| Sunita Narain
New Delhi, Aug. 27: Scientists in top academic institutions and government laboratories had shunned repeated requests by the Centre for Science and Environment to validate its findings on pesticides in soft drinks, CSE officials have said.
The CSE had approached public institutions in 2003 after it released its first report on pesticides in soft drinks. It had contacted the laboratories again earlier this year, this time seeking technical support to look for another possible contaminant in soft drinks.
Virtually all the laboratories, including two Indian institutes of technology, turned down the request, CSE director Sunita Narain said.
“They all had excuses. Some said their equipment was out of order, some said the issue was sensitive, and some said they couldn’t work on this without permission,” Narain said.
The CSE, which released its second report on pesticide residues in soft drinks earlier this month, is now battling charges that it did not validate its findings through independent scientists and that it might have botched the tests.
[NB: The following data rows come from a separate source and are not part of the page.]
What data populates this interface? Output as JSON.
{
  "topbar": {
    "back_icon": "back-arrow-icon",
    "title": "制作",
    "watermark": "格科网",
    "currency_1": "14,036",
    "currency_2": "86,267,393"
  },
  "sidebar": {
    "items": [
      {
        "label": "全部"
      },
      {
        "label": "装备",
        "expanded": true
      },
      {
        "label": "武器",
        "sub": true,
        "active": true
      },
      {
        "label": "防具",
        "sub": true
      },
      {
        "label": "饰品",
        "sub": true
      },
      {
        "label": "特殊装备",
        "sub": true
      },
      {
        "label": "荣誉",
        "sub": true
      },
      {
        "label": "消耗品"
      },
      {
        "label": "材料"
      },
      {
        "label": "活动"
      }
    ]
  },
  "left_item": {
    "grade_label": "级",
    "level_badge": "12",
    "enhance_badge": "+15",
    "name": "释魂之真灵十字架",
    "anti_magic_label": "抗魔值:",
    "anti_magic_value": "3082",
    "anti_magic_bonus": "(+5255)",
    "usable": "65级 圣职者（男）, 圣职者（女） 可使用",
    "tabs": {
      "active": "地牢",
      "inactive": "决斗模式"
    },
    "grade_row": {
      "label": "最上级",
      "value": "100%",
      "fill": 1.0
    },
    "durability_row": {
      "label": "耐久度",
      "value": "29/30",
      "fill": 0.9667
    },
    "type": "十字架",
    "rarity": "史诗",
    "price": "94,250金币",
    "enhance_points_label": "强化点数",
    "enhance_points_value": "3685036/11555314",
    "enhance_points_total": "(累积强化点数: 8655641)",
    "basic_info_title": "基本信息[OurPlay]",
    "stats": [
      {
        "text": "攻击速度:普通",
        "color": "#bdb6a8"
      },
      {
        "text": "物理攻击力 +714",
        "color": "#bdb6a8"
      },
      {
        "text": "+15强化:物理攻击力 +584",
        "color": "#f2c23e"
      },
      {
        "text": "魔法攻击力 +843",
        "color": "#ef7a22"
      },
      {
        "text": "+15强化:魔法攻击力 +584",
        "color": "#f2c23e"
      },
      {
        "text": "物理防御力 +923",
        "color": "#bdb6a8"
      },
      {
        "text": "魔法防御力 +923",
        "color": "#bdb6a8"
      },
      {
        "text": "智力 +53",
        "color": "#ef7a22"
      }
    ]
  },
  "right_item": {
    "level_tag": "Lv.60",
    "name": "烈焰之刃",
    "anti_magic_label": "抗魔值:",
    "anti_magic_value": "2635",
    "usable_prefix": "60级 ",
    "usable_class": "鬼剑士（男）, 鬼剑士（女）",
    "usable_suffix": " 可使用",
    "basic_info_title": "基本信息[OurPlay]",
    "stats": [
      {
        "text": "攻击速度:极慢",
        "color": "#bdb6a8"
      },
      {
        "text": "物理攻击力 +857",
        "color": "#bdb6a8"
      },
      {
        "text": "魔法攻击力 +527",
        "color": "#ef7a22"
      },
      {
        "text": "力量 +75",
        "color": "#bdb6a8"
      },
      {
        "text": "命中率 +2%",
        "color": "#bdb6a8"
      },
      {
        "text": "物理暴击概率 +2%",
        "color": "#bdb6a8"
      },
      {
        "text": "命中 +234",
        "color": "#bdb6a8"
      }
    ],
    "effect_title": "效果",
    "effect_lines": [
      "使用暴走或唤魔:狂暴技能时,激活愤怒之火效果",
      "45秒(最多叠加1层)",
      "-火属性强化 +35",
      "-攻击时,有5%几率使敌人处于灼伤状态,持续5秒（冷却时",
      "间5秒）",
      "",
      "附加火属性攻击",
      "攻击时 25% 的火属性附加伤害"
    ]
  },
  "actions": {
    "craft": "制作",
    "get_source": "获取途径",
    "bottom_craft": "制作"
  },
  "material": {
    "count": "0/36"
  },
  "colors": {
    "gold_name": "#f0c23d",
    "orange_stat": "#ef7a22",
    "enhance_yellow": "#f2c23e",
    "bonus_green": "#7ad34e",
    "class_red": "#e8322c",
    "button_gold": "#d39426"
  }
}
Narain said she had talked with senior faculty at the IITs in Kanpur and Chennai, among other government and university centres that had expertise and facilities for analytical chemistry.
A senior professor at IIT Chennai told The Telegraph that, on a request from Narain, he had tried to convince colleagues in Chennai and other IITs to work with CSE. “I spoke to several people. They all refused,” the professor said, requesting not to be named. “My understanding was that they were scared or had been told from the top not to do this.”
“Our experience shows that on hot and controversial issues, Indian scientists are reluctant or just refuse to engage,” Narain said.
The CSE had also sent an email “appeal” to scientists on its mailing list seeking technical support and independent authentication of its earlier findings. “We wanted our data to be corroborated by others,” said Chandra Bhushan, CSE associate director.
Narain said only one government research centre agreed to try and validate the CSE’s findings, but “only on an informal basis”, and on the condition that whatever results the exercise threw up would not be made public.
Earlier this year, the CSE had again approached at least 15 academic and government laboratories, this time asking them to look for “another likely contaminant” in soft drinks, Narain said. “All public labs turned us down. Only three commercial labs agreed to do the test.”
CSE officials declined to name the government scientists they had contacted. “Some are friends and we’re in touch with them on a regular basis on other issues,” said Bhushan.
An expert committee set up by the health ministry to review the CSE’s scientific report on pesticide residues had picked holes in it and declared on Monday that the CSE’s findings are “inconclusive”.